Sarah Connor was a non-populist, meditative, complex piece of television on a smash-bang, show-me-the-ratings kind of network. The two were never going to get on, but kudos to Fox for giving it two seasons to prove itself, especially when it was obvious after the first, unsuccessful season, that showrunner Josh Friedman had no intentions of changing the formula.

He and his writers set out to tell a terribly complex story with a clearly defined beginning, middle and end. That’s commendable but it means anybody joining after the first episode would soon find themselves choking on loose plot threads and crushed beneath snowdrift-heavy relationships. This is something that needs to be managed. Terminator never bothered. Beyond a terse "last time on..." message there were no concessions made to ease in newbies, and absolutely no attempt to appease disgruntled existing viewers. Throughout, Friedman showed a ruthless, single-minded devotion to his story worthy of the show’s gleaming antagonists. This works if, like Lost, you pick up 16 million viewers off the bat or, like Battlestar Galactica, you fool your audience for an entire series into believing it’s actually a shooty, space opera, rather than a talky, submarine series that just happens to be set in space.

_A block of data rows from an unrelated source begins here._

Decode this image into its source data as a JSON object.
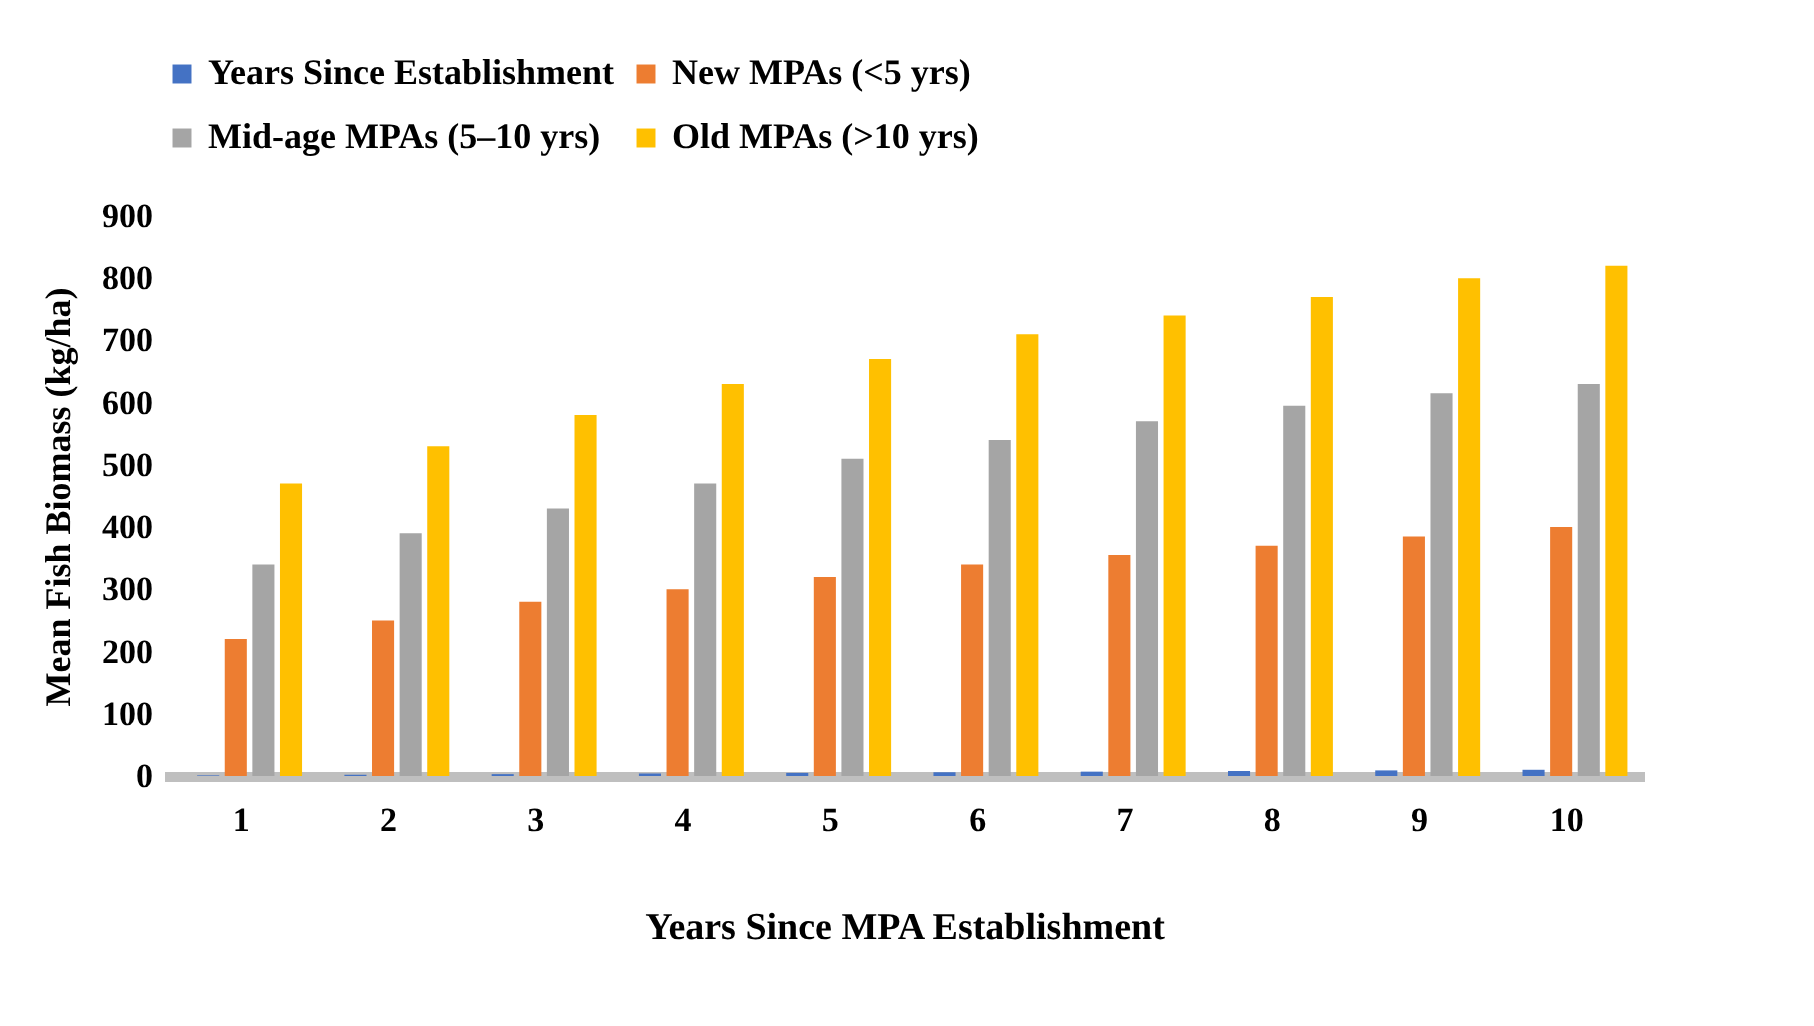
{
  "chart_data": {
    "type": "bar",
    "xlabel": "Years Since MPA Establishment",
    "ylabel": "Mean Fish Biomass (kg/ha)",
    "categories": [
      "1",
      "2",
      "3",
      "4",
      "5",
      "6",
      "7",
      "8",
      "9",
      "10"
    ],
    "series": [
      {
        "name": "Years Since Establishment",
        "color": "#4472c4",
        "values": [
          1,
          2,
          3,
          4,
          5,
          6,
          7,
          8,
          9,
          10
        ]
      },
      {
        "name": "New MPAs (<5 yrs)",
        "color": "#ed7d31",
        "values": [
          220,
          250,
          280,
          300,
          320,
          340,
          355,
          370,
          385,
          400
        ]
      },
      {
        "name": "Mid-age MPAs (5–10 yrs)",
        "color": "#a5a5a5",
        "values": [
          340,
          390,
          430,
          470,
          510,
          540,
          570,
          595,
          615,
          630
        ]
      },
      {
        "name": "Old MPAs (>10 yrs)",
        "color": "#ffc000",
        "values": [
          470,
          530,
          580,
          630,
          670,
          710,
          740,
          770,
          800,
          820
        ]
      }
    ],
    "ylim": [
      0,
      900
    ],
    "yticks": [
      0,
      100,
      200,
      300,
      400,
      500,
      600,
      700,
      800,
      900
    ],
    "grid": false,
    "legend": "top"
  }
}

But surely the Terminator name alone should have been worth 16 million regular viewers? Possibly, but somehow, it always seemed more hindrance than aid. The name brought a budget, but it also brought expectation. The Terminator franchise suggests explosions, robot fights and balls-out, backs against the wall carnage. The series offered these things grudgingly, and quite often as the culmination of five episodes worth of navel gazing. God, Terminator loved a bit of navel gazing. This is not a criticism, though it was for those millions who stopped watching. Personally, I thought it was superb. Wrapped in a tight script full of brilliant lines and observation, top heavy with philosophical ponderings that were wonderfully acted by a group that will walk away from this train wreck with a great deal of pride.

The name also did it a disservice in that this was never Sarah Connor’s story, at least not for me. The series shone brightest when a light was trained on John Connor’s transformation from whiny teen to reluctant leader. It was in relation to John that the other characters made sense. Despite the title, Sarah Connor doesn’t really deserve chronicling - she isn’t that interesting a character. Obsessed people very rarely are, especially when the cause of that obsession has been explained. Sarah’s obsessed with protecting her son, because he’s going to save the world. This means that her attitude to everybody is always exactly the same: aggressive, surly and suspicious. She doesn’t change. It’s her moulding of her son that strikes a note. Her attempts to protect him increasingly push him away, turning him into the man he needs to become, even as she’s trying to connect. It was this journey that was at the centre of the series - watching John grow into the role he didn’t want. Watching how the other characters shaped him, and he them. Watching a mythology being spun.

This rule holds throughout the cast. Cameron was a wonderful character, creepy and cute, forever at odds with her own nature. It was, however, her knowledge of present and future John that made her special. When she observed that future John would not have done what present John just had, it was never entirely clear whether she was praising or rebuking. What was her relationship to her, why had he sent her back, what’s between them, was John actually having sex with a robot?

These are among the dozens of question I still want answered, and yet I won’t mourn the passing of The Sarah Connor Chronicles. It was brilliant, but wilfully impenetrable. Extremely clever, but remarkably dumb in its treatment of its audience. Terminator without all the bits that most people love Terminator for. Josh Friedman reckons it will still be remembered in ten years time. I don’t doubt it, I’m just not sure what it will be remembered for.